Generating recommendations:
- Tokenizer object is created using custom SimpleTokenizer implementation
- SimpleTokenizer provides a method to generate Array of tokens from BagOfWords liked to each product
- Dictionary object is initialized using custom SimpleTermDictionary implementation
- SimpleTermDictionary maintains a Vocabulary
- SimpleTermDictionary provides methods:
- getTermIndex(): returns the Index (Number given to each term in Dictionary) of given term.
- getTotalTerms(): returns the total number of terms/items in Vocabulary
- CountVectorizer Object is initialized with dictionary & tokenizer objects initialized in previous steps. CountVectorizer provides 2 methods:
- getCountVector() : which returns the SparseVector of the current product's bagOfWords.

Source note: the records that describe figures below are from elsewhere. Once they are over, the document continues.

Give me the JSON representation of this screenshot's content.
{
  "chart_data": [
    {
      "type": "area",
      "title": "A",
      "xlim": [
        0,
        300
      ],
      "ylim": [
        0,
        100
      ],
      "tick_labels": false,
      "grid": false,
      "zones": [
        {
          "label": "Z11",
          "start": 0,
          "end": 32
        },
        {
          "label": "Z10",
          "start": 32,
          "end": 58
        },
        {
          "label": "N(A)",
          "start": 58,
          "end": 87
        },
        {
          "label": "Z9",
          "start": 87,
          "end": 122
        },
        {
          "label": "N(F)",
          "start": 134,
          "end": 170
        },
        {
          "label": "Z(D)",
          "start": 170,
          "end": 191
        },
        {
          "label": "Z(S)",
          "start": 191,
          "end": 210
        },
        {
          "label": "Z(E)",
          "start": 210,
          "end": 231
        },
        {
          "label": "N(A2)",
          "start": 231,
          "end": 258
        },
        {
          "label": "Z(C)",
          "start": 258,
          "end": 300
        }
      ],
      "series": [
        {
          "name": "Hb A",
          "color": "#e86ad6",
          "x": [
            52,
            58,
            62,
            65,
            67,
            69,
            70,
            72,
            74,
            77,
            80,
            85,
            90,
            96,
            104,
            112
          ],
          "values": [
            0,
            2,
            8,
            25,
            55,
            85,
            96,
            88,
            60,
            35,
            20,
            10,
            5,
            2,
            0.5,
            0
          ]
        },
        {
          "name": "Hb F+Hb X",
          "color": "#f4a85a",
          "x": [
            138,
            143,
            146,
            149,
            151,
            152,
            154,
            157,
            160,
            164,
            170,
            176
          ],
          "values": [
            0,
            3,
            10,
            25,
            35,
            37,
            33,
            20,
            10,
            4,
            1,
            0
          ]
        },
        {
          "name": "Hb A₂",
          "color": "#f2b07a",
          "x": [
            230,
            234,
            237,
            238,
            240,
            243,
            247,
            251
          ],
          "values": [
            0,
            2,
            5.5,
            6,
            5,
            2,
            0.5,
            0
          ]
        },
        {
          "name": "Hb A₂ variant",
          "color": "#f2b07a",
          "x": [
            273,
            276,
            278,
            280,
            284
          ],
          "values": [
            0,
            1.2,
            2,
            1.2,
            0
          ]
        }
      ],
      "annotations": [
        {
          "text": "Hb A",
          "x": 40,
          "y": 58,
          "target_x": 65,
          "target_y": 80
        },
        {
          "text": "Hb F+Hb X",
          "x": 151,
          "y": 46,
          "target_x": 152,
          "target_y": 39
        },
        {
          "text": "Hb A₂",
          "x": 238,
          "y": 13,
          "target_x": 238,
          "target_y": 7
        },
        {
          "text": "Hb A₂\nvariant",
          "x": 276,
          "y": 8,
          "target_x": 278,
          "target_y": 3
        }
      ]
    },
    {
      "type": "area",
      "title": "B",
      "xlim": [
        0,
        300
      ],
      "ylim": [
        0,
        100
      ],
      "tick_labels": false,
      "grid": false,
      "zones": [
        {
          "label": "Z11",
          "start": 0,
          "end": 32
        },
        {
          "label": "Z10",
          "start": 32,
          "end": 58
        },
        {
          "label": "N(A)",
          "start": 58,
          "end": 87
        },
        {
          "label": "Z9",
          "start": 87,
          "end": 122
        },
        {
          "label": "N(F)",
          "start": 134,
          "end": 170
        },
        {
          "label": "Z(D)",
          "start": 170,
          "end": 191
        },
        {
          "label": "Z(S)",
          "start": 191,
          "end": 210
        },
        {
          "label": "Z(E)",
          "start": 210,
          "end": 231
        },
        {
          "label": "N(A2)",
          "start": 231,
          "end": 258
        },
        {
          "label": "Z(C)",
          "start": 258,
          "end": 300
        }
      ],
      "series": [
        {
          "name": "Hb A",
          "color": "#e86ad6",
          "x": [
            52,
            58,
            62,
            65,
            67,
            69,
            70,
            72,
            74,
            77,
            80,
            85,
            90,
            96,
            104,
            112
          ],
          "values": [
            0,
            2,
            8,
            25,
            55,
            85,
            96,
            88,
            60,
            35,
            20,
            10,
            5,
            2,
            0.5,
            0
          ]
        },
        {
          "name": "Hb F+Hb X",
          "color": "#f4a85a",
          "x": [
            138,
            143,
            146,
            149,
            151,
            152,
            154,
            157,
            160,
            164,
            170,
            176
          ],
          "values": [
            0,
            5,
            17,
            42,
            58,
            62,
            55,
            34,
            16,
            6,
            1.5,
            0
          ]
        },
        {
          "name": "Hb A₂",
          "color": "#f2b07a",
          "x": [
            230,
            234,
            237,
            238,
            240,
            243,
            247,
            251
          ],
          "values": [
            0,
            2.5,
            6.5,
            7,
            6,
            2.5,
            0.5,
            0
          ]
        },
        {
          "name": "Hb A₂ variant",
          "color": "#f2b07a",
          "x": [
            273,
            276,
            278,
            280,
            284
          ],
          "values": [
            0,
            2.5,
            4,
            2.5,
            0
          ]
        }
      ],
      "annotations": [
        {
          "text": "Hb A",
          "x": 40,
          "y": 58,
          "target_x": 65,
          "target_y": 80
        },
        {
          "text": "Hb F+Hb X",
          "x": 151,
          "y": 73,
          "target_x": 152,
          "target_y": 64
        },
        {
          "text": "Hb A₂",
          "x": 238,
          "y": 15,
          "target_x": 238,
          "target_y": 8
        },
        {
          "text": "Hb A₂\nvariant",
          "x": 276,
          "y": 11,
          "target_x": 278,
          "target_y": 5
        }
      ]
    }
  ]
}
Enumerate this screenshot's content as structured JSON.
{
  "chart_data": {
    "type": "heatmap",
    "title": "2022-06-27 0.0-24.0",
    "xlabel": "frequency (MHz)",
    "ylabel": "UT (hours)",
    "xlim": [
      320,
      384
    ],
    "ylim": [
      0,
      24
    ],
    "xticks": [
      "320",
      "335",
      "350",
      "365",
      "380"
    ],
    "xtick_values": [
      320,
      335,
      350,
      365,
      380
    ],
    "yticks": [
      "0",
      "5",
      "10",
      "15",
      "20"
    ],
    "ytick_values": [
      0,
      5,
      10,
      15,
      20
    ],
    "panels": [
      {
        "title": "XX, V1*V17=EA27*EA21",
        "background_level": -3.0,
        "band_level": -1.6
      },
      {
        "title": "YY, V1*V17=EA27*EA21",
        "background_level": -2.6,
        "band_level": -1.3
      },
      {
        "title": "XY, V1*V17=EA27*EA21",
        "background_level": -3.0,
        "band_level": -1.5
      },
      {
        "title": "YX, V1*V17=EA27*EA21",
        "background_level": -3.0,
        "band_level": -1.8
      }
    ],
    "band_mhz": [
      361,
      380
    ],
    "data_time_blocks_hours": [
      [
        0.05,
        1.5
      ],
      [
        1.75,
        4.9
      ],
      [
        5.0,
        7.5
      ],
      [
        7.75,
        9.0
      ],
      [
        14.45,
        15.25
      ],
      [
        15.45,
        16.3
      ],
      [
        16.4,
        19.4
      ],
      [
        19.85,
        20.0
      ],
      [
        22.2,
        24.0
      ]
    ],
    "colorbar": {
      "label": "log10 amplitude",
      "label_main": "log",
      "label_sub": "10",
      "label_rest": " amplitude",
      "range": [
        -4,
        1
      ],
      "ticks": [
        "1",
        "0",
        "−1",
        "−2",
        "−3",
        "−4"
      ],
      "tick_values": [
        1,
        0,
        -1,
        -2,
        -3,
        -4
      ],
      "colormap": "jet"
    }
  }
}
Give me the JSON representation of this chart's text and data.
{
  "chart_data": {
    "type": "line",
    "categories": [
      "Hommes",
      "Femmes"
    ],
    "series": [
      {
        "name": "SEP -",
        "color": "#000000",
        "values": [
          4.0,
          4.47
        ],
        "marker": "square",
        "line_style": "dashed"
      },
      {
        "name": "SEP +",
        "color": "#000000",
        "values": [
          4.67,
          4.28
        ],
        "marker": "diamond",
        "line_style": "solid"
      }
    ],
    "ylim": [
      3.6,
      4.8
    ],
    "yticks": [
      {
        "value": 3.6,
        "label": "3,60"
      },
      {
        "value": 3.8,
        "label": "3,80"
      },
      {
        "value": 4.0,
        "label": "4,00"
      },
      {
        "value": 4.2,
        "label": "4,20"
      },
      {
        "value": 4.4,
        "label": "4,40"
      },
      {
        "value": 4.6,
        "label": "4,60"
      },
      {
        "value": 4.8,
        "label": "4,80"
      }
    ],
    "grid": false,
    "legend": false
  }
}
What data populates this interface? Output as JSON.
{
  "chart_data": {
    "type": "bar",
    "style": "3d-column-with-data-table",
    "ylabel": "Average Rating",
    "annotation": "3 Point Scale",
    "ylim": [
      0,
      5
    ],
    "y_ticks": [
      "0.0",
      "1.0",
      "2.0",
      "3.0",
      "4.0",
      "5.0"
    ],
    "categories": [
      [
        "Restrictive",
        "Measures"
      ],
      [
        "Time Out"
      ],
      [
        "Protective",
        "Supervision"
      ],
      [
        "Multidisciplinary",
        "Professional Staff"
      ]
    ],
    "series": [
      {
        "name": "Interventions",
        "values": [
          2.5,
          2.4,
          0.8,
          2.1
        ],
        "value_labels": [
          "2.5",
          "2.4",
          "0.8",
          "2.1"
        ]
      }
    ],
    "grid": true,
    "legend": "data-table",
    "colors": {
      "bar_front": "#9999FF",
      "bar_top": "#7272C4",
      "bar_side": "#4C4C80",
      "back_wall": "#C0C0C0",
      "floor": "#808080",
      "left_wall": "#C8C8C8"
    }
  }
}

- returns RealVector object
- SparseVector of size of Dictionary's Vocabulary size
- SparseVector which has represents a word as 1 in the array while 0 if that word from vocabulary is not part of Products BagOfWords
- getCountMatrix() : returns RealMatrix
- returns a matrix of Vectors for each Product's bagOfWords
- In SimilarityMatrixGenerator class's generateSimilarityMatrix() method RealMatrix generated using getCountMatrix() method is looped through and:
- For Each row i.e (each product's vector) cosine angle is calculated with all the other products
- And cosine is stored in a dotProductMatrix
- Finally SimilarityMatrix Object is created which contains dotProductMatrix and NodeIdIndexMap (mapping nodeId to Index, which is used for reading recommendations from dotProductMatrix)
- A separate Map is maintained which maps each ProductId (String) to the Index of product in RealMatrix from step 9.
- SimilarityMatrix object is serialized & stored in JCR under /var, which can be later read while getting the similarities. And Recommendation generation is an heavy operation, RecommendationsGeneratorScheduler can generate & update the SimilarityMatrix after fixed interval.
- RecommendationsReaderService can be used for reading the recommendations from SimilarityMatrix serialized & stored within JCR.
Note: There can be several RecommendationEngines configured in any AEM instance for generating different recommendations for different pages, products or items.